Copyright © http://www.jim.fr

Réagir

Vos réactions (3)

  • Taux de survie ?

    Le 20 novembre 2017

    Le taux de survie de 25% sort d'où, et de quelle région de quel pays?
    Dans le meilleur des cas, il est de 7% en France.
    On est loin du compte.

    Dr Dominique Alberti

  • Une précision de la rédaction

    Le 23 novembre 2017

    Dans cet article paru dans Circulation en 2016, le registre danois des arrêt cardiaques donne plus précisément un taux de survie à 30 jours de 14,5 % lorsque la RCP est entreprise par un passant dans les 5 minutes (et non de 25 % comme pourtant mentionné dans l'article), puis décroît rapidement pour tomber à 6,7 % si la RCP est entreprise dans les 10 minutes. Il faudrait donc comparer les taux globaux de survie, indépendamment des délais de mise en route de la RCP
    Merci pour votre remarque.

    Dr Bernard-Alex Gaüzère

    S. Rajan, M. Wissenberg, F. Folke, S.M. Hansen, T.A. Gerds, K. Kragholm, et al.Association of bystander cardiopulmonary resuscitation and survival according to ambulance response times after out-of-hospital cardiac arrest. Circulation, 134 (2016), pp. 2095-2104

    Abstract
    Background: Bystander-initiated cardiopulmonary resuscitation (CPR) increases patient survival after out-of-hospital cardiac arrest, but it is unknown to what degree bystander CPR remains positively associated with survival with increasing time to potential defibrillation. The main objective was to examine the association of bystander CPR with survival as time to advanced treatment increases.
    Methods: We studied 7623 out-of-hospital cardiac arrest patients between 2005 and 2011, identified through the nationwide Danish Cardiac Arrest Registry. Multiple logistic regression analysis was used to examine the association between time from 911 call to emergency medical service arrival (response time) and survival according to whether bystander CPR was provided (yes or no). Reported are 30-day survival chances with 95% bootstrap confidence intervals.
    Results: With increasing response times, adjusted 30-day survival chances decreased for both patients with bystander CPR and those without. However, the contrast between the survival chances of patients with versus without bystander CPR increased over time: within 5 minutes, 30-day survival was 14.5% (95% confidence interval [CI]: 12.8–16.4) versus 6.3% (95% CI: 5.1–7.6), corresponding to 2.3 times higher chances of survival associated with bystander CPR; within 10 minutes, 30-day survival chances were 6.7% (95% CI: 5.4–8.1) versus 2.2% (95% CI: 1.5–3.1), corresponding to 3.0 times higher chances of 30-day survival associated with bystander CPR. The contrast in 30-day survival became statistically insignificant when response time was >13 minutes (bystander CPR vs no bystander CPR: 3.7% [95% CI: 2.2–5.4] vs 1.5% [95% CI: 0.6–2.7]), but 30-day survival was still 2.5 times higher associated with bystander CPR. Based on the model and Danish out-of-hospital cardiac arrest statistics, an additional 233 patients could potentially be saved annually if response time was reduced from 10 to 5 minutes and 119 patients if response time was reduced from 7 (the median response time in this study) to 5 minutes.
    Conclusions: The absolute survival associated with bystander CPR declined rapidly with time. Yet bystander CPR while waiting for an ambulance was associated with a more than doubling of 30-day survival even in case of long ambulance response time. Decreasing ambulance response time by even a few minutes could potentially lead to many additional lives saved every year.
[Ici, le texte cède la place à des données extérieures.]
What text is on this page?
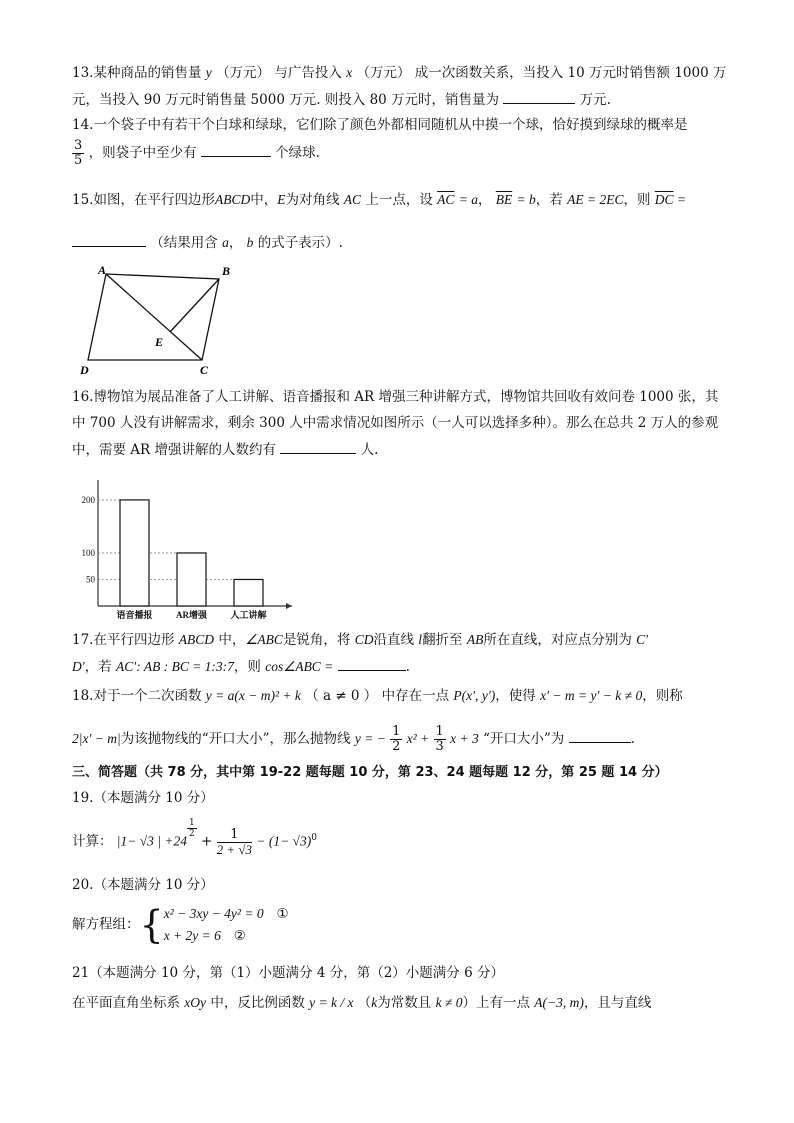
13.某种商品的销售量 y （万元） 与广告投入 x （万元） 成一次函数关系，当投入 10 万元时销售额 1000 万
元，当投入 90 万元时销售量 5000 万元. 则投入 80 万元时，销售量为	万元.
14.一个袋子中有若干个白球和绿球，它们除了颜色外都相同随机从中摸一个球，恰好摸到绿球的概率是
$\frac{3}{5}$ ，则袋子中至少有	个绿球.
15.如图，在平行四边形ABCD中，E为对角线 AC 上一点，设 $\overline{AC} = a$， $\overline{BE} = b$，若 AE = 2EC，则 $\overline{DC}$ =
（结果用含 a， b 的式子表示）.
A	B
C
D
E
16.博物馆为展品准备了人工讲解、语音播报和 AR 增强三种讲解方式，博物馆共回收有效问卷 1000 张，其
中 700 人没有讲解需求，剩余 300 人中需求情况如图所示（一人可以选择多种）。那么在总共 2 万人的参观
中，需要 AR 增强讲解的人数约有	人.
50
100
200
语音播报	AR增强	人工讲解
17.在平行四边形 ABCD 中，∠ABC是锐角，将 CD沿直线 l翻折至 AB所在直线，对应点分别为 C′
D′，若 AC′: AB : BC = 1:3:7，则 cos∠ABC =	.
18.对于一个二次函数 y = a(x − m)² + k （ a ≠ 0 ） 中存在一点 P(x′, y′)，使得 x′ − m = y′ − k ≠ 0，则称
2|x′ − m|为该抛物线的“开口大小”，那么抛物线 y = − $\frac{1}{2} x^2 + \frac{1}{3}$ x + 3 “开口大小”为	.
三、简答题（共 78 分，其中第 19-22 题每题 10 分，第 23、24 题每题 12 分，第 25 题 14 分）
19.（本题满分 10 分）
计算： |1− √3 | +24
$\frac{1}{2}$
+ $\frac{1}{2 + √3} - (1- √3)^0$
20.（本题满分 10 分）
解方程组：{ x² − 3xy − 4y² = 0 ①
x + 2y = 6 ②
21（本题满分 10 分，第（1）小题满分 4 分，第（2）小题满分 6 分）
在平面直角坐标系 xOy 中，反比例函数 y = k / x （k为常数且 k ≠ 0）上有一点 A(−3, m)，且与直线
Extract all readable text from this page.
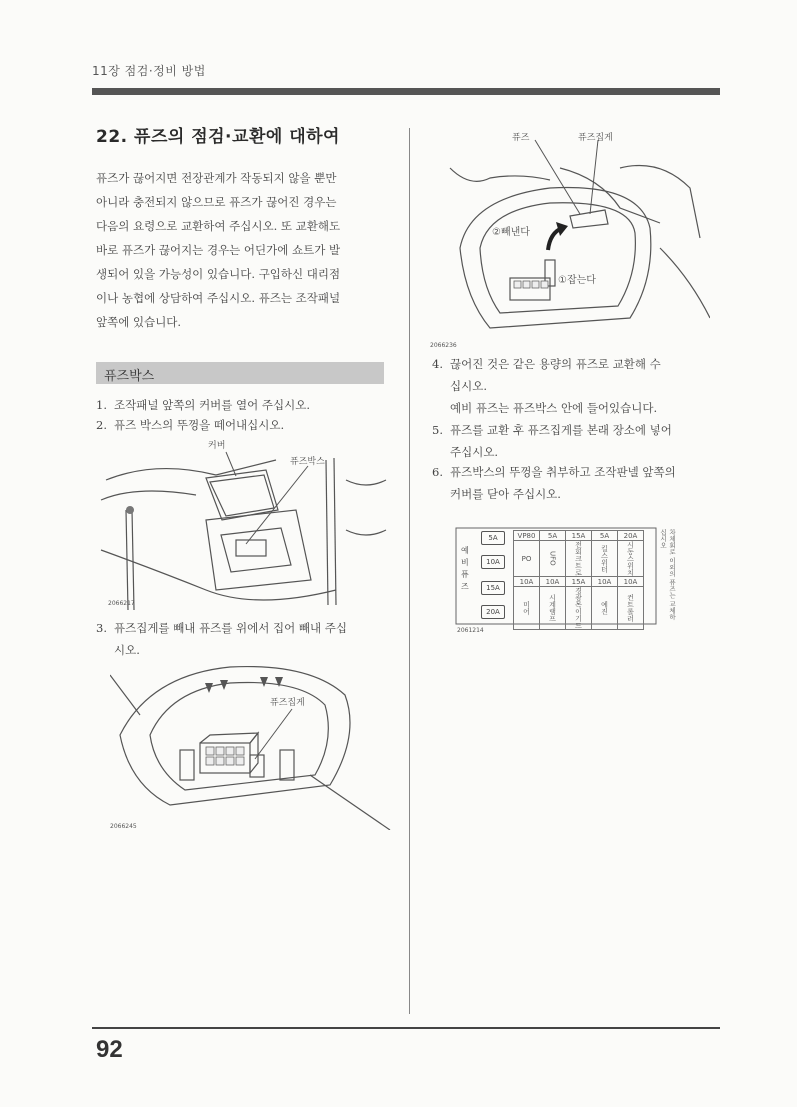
11장 점검·정비 방법
22. 퓨즈의 점검·교환에 대하여
퓨즈가 끊어지면 전장관계가 작동되지 않을 뿐만
아니라 충전되지 않으므로 퓨즈가 끊어진 경우는
다음의 요령으로 교환하여 주십시오. 또 교환해도
바로 퓨즈가 끊어지는 경우는 어딘가에 쇼트가 발
생되어 있을 가능성이 있습니다. 구입하신 대리점
이나 농협에 상담하여 주십시오. 퓨즈는 조작패널
앞쪽에 있습니다.
퓨즈박스
1. 조작패널 앞쪽의 커버를 열어 주십시오.
2. 퓨즈 박스의 뚜껑을 떼어내십시오.
3. 퓨즈집게를 빼내 퓨즈를 위에서 집어 빼내 주십
시오.
4. 끊어진 것은 같은 용량의 퓨즈로 교환해 수
십시오.
예비 퓨즈는 퓨즈박스 안에 들어있습니다.
5. 퓨즈를 교환 후 퓨즈집게를 본래 장소에 넣어
주십시오.
6. 퓨즈박스의 뚜껑을 취부하고 조작판넬 앞쪽의
커버를 닫아 주십시오.
커버
퓨즈박스
2066217
퓨즈집게
2066245
퓨즈	퓨즈집게
②빼낸다
①잡는다
2066236
예비퓨즈
5A
10A
15A
20A
VP80	5A	15A	5A	20A
PO	UFO	전회크트로	킬스위터	시동스위치
10A	10A	15A	10A	10A
미어	시계램프	경광목이기드	예진	컨트롤러	차체회로 이외의 퓨즈는 교체하십시오
2061214
92
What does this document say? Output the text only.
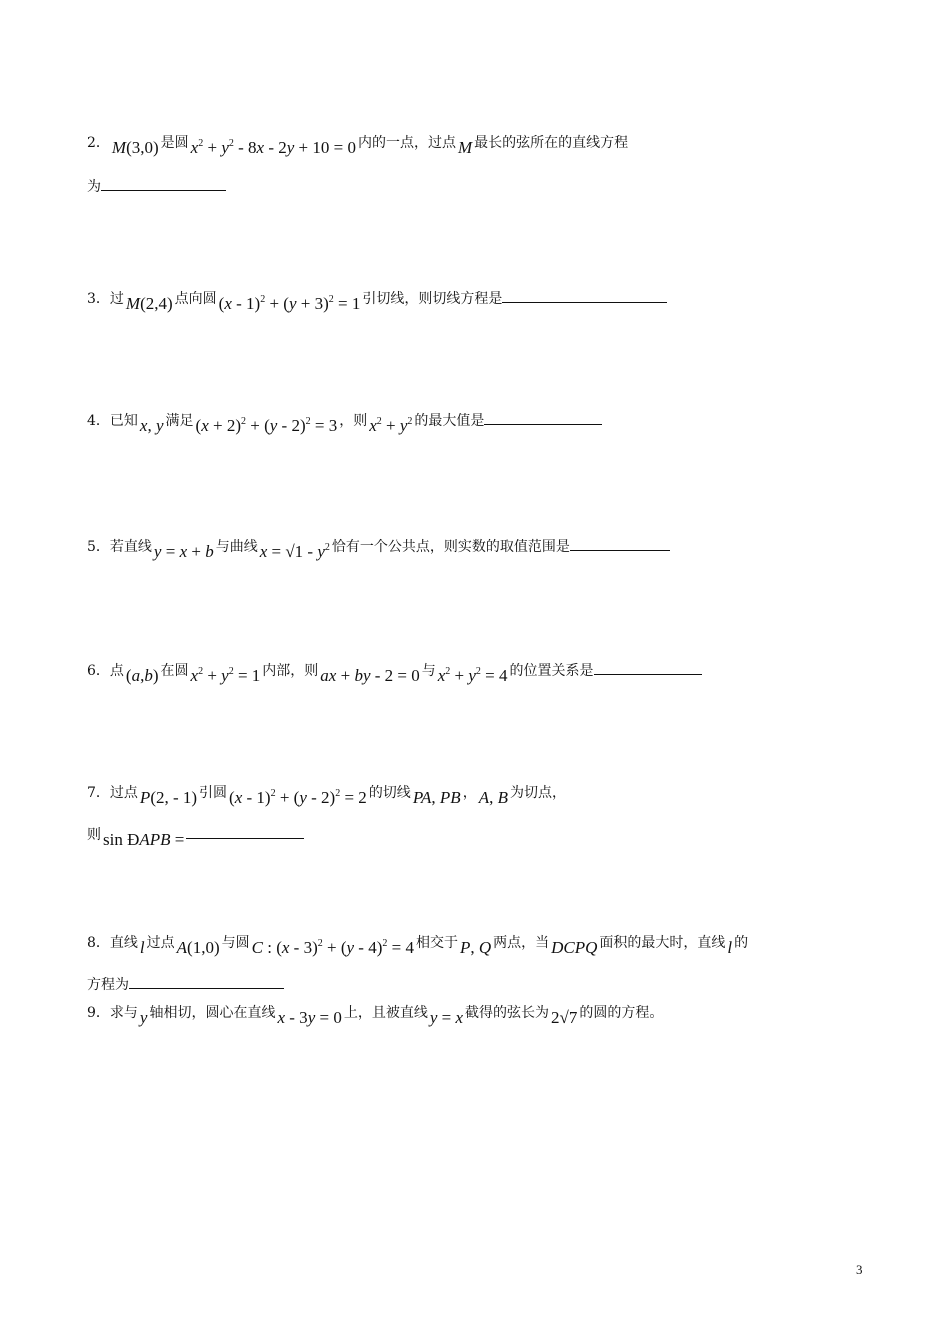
2． M(3,0) 是圆 $x^2 + y^2 - 8x - 2y + 10 = 0$ 内的一点，过点 M 最长的弦所在的直线方程
为
3．过 M(2,4) 点向圆 $(x - 1)^2 + (y + 3)^2 = 1$ 引切线，则切线方程是
4．已知 x, y 满足 $(x + 2)^2 + (y - 2)^2 = 3$ ，则 $x^2 + y^2$ 的最大值是
5．若直线 y = x + b 与曲线 $x = √1 - y^2$ 恰有一个公共点，则实数的取值范围是
6．点 (a,b) 在圆 $x^2 + y^2 = 1$ 内部，则 ax + by - 2 = 0 与 $x^2 + y^2 = 4$ 的位置关系是
7．过点 P(2, - 1) 引圆 (x - 1)$^2$ + (y - 2)$^2$ = 2 的切线 PA, PB ， A, B 为切点，
则 sin ÐAPB =
8．直线 l 过点 A(1,0) 与圆 C : (x - 3)$^2$ + (y - 4)$^2$ = 4 相交于 P, Q 两点，当 DCPQ 面积的最大时，直线 l 的
方程为
9．求与 y 轴相切，圆心在直线 x - 3y = 0 上，且被直线 y = x 截得的弦长为 2√7 的圆的方程。
3
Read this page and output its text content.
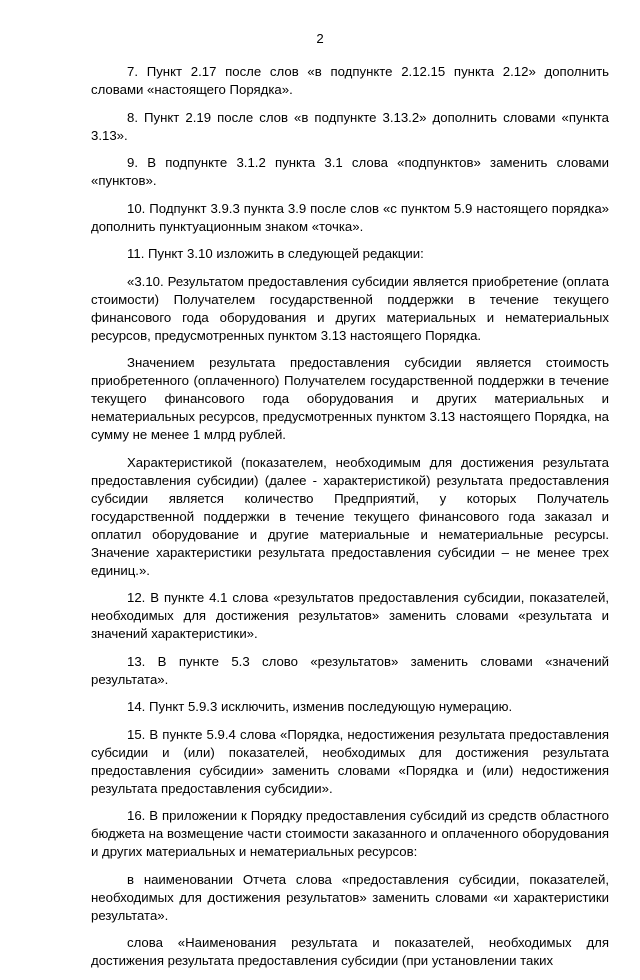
2

7. Пункт 2.17 после слов «в подпункте 2.12.15 пункта 2.12» дополнить словами «настоящего Порядка».

8. Пункт 2.19 после слов «в подпункте 3.13.2» дополнить словами «пункта 3.13».

9. В подпункте 3.1.2 пункта 3.1 слова «подпунктов» заменить словами «пунктов».

10. Подпункт 3.9.3 пункта 3.9 после слов «с пунктом 5.9 настоящего порядка» дополнить пунктуационным знаком «точка».

11. Пункт 3.10 изложить в следующей редакции:

«3.10. Результатом предоставления субсидии является приобретение (оплата стоимости) Получателем государственной поддержки в течение текущего финансового года оборудования и других материальных и нематериальных ресурсов, предусмотренных пунктом 3.13 настоящего Порядка.

Значением результата предоставления субсидии является стоимость приобретенного (оплаченного) Получателем государственной поддержки в течение текущего финансового года оборудования и других материальных и нематериальных ресурсов, предусмотренных пунктом 3.13 настоящего Порядка, на сумму не менее 1 млрд рублей.

Характеристикой (показателем, необходимым для достижения результата предоставления субсидии) (далее - характеристикой) результата предоставления субсидии является количество Предприятий, у которых Получатель государственной поддержки в течение текущего финансового года заказал и оплатил оборудование и другие материальные и нематериальные ресурсы. Значение характеристики результата предоставления субсидии – не менее трех единиц.».

12. В пункте 4.1 слова «результатов предоставления субсидии, показателей, необходимых для достижения результатов» заменить словами «результата и значений характеристики».

13. В пункте 5.3 слово «результатов» заменить словами «значений результата».

14. Пункт 5.9.3 исключить, изменив последующую нумерацию.

15. В пункте 5.9.4 слова «Порядка, недостижения результата предоставления субсидии и (или) показателей, необходимых для достижения результата предоставления субсидии» заменить словами «Порядка и (или) недостижения результата предоставления субсидии».

16. В приложении к Порядку предоставления субсидий из средств областного бюджета на возмещение части стоимости заказанного и оплаченного оборудования и других материальных и нематериальных ресурсов:

в наименовании Отчета слова «предоставления субсидии, показателей, необходимых для достижения результатов» заменить словами «и характеристики результата».

слова «Наименования результата и показателей, необходимых для достижения результата предоставления субсидии (при установлении таких
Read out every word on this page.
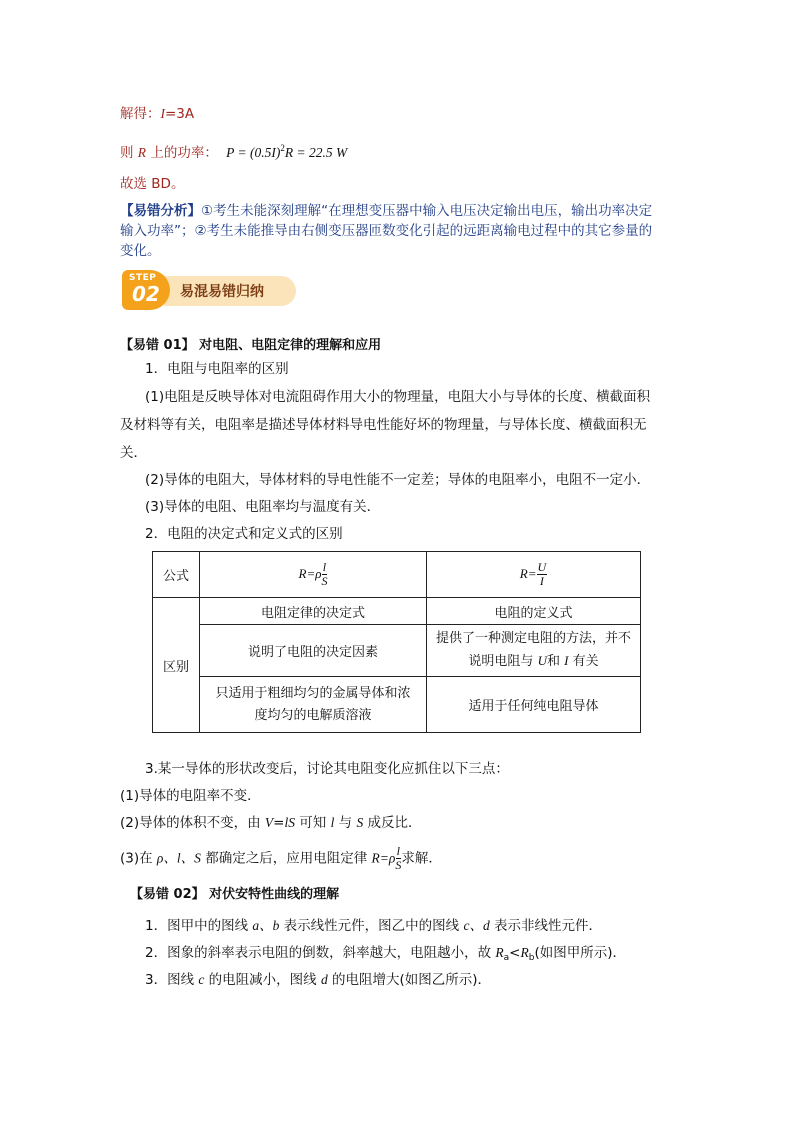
解得：I=3A
则 R 上的功率： $P = (0.5I)^2R = 22.5$ W
故选 BD。
【易错分析】①考生未能深刻理解“在理想变压器中输入电压决定输出电压，输出功率决定
输入功率”；②考生未能推导由右侧变压器匝数变化引起的远距离输电过程中的其它参量的
变化。
STEP
02 易混易错归纳
【易错 01】 对电阻、电阻定律的理解和应用
1．电阻与电阻率的区别
(1)电阻是反映导体对电流阻碍作用大小的物理量，电阻大小与导体的长度、横截面积
及材料等有关，电阻率是描述导体材料导电性能好坏的物理量，与导体长度、横截面积无
关．
(2)导体的电阻大，导体材料的导电性能不一定差；导体的电阻率小，电阻不一定小．
(3)导体的电阻、电阻率均与温度有关．
2．电阻的决定式和定义式的区别
公式	$R=\rho \frac{l}{S}$	$R= \frac{U}{I}$

区别	电阻定律的决定式	电阻的定义式
	说明了电阻的决定因素	提供了一种测定电阻的方法，并不
说明电阻与 U和 I 有关

	只适用于粗细均匀的金属导体和浓
度均匀的电解质溶液	适用于任何纯电阻导体
3.某一导体的形状改变后，讨论其电阻变化应抓住以下三点：
(1)导体的电阻率不变．
(2)导体的体积不变，由 V=lS 可知 l 与 S 成反比．
(3)在 ρ、l、S 都确定之后，应用电阻定律 $R=\rho \frac{l}{S}$ 求解．
【易错 02】 对伏安特性曲线的理解
1．图甲中的图线 a、b 表示线性元件，图乙中的图线 c、d 表示非线性元件．
2．图象的斜率表示电阻的倒数，斜率越大，电阻越小，故 $R_a<R_b$(如图甲所示)．
3．图线 c 的电阻减小，图线 d 的电阻增大(如图乙所示)．
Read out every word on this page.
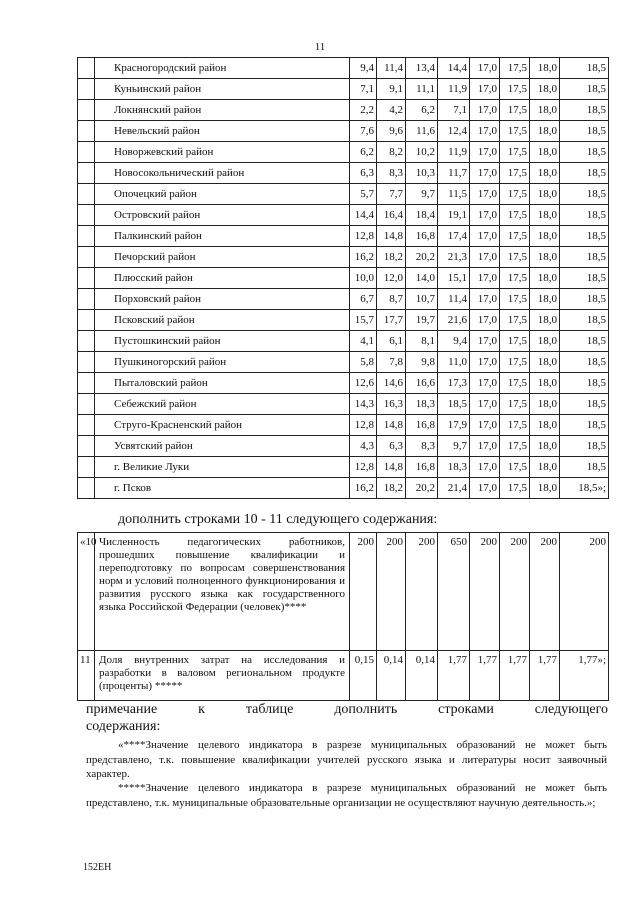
11
	Красногородский район	9,4	11,4	13,4	14,4	17,0	17,5	18,0	18,5
	Куньинский район	7,1	9,1	11,1	11,9	17,0	17,5	18,0	18,5
	Локнянский район	2,2	4,2	6,2	7,1	17,0	17,5	18,0	18,5
	Невельский район	7,6	9,6	11,6	12,4	17,0	17,5	18,0	18,5
	Новоржевский район	6,2	8,2	10,2	11,9	17,0	17,5	18,0	18,5
	Новосокольнический район	6,3	8,3	10,3	11,7	17,0	17,5	18,0	18,5
	Опочецкий район	5,7	7,7	9,7	11,5	17,0	17,5	18,0	18,5
	Островский район	14,4	16,4	18,4	19,1	17,0	17,5	18,0	18,5
	Палкинский район	12,8	14,8	16,8	17,4	17,0	17,5	18,0	18,5
	Печорский район	16,2	18,2	20,2	21,3	17,0	17,5	18,0	18,5
	Плюсский район	10,0	12,0	14,0	15,1	17,0	17,5	18,0	18,5
	Порховский район	6,7	8,7	10,7	11,4	17,0	17,5	18,0	18,5
	Псковский район	15,7	17,7	19,7	21,6	17,0	17,5	18,0	18,5
	Пустошкинский район	4,1	6,1	8,1	9,4	17,0	17,5	18,0	18,5
	Пушкиногорский район	5,8	7,8	9,8	11,0	17,0	17,5	18,0	18,5
	Пыталовский район	12,6	14,6	16,6	17,3	17,0	17,5	18,0	18,5
	Себежский район	14,3	16,3	18,3	18,5	17,0	17,5	18,0	18,5
	Струго-Красненский район	12,8	14,8	16,8	17,9	17,0	17,5	18,0	18,5
	Усвятский район	4,3	6,3	8,3	9,7	17,0	17,5	18,0	18,5
	г. Великие Луки	12,8	14,8	16,8	18,3	17,0	17,5	18,0	18,5
	г. Псков	16,2	18,2	20,2	21,4	17,0	17,5	18,0	18,5»;
дополнить строками 10 - 11 следующего содержания:
«10	Численность педагогических работников, прошедших повышение квалификации и переподготовку по вопросам совершенствования норм и условий полноценного функционирования и развития русского языка как государственного языка Российской Федерации (человек)****	200	200	200	650	200	200	200	200
11	Доля внутренних затрат на исследования и разработки в валовом региональном продукте (проценты) *****	0,15	0,14	0,14	1,77	1,77	1,77	1,77	1,77»;
примечание к таблице дополнить строками следующего
содержания:
«****Значение целевого индикатора в разрезе муниципальных образований не может быть представлено, т.к. повышение квалификации учителей русского языка и литературы носит заявочный характер.
*****Значение целевого индикатора в разрезе муниципальных образований не может быть представлено, т.к. муниципальные образовательные организации не осуществляют научную деятельность.»;
152ЕН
  • Taux de survie après ACEH

    Le 24 novembre 2017

    Cette étude danoise est en effet très étonnante par rapport aux résultats notés chez nous. Il faudra encore et encore éduquer et rééduquer nos apprentis sauveteurs pour améliorer nos résultats. Le MCE est difficile à pratiquer de façon efficace et durable jusqu'à l'arrivée des SAMU. Seul un personnel très entrainé est capable d'assurer une petite circulation et une très petite ventilation et en plus c'est épuisant s'il n'y a pas de relai compétent. Et quelle pagaïe quand on est entouré de badauds qui veulent participer ou donner leurs avis.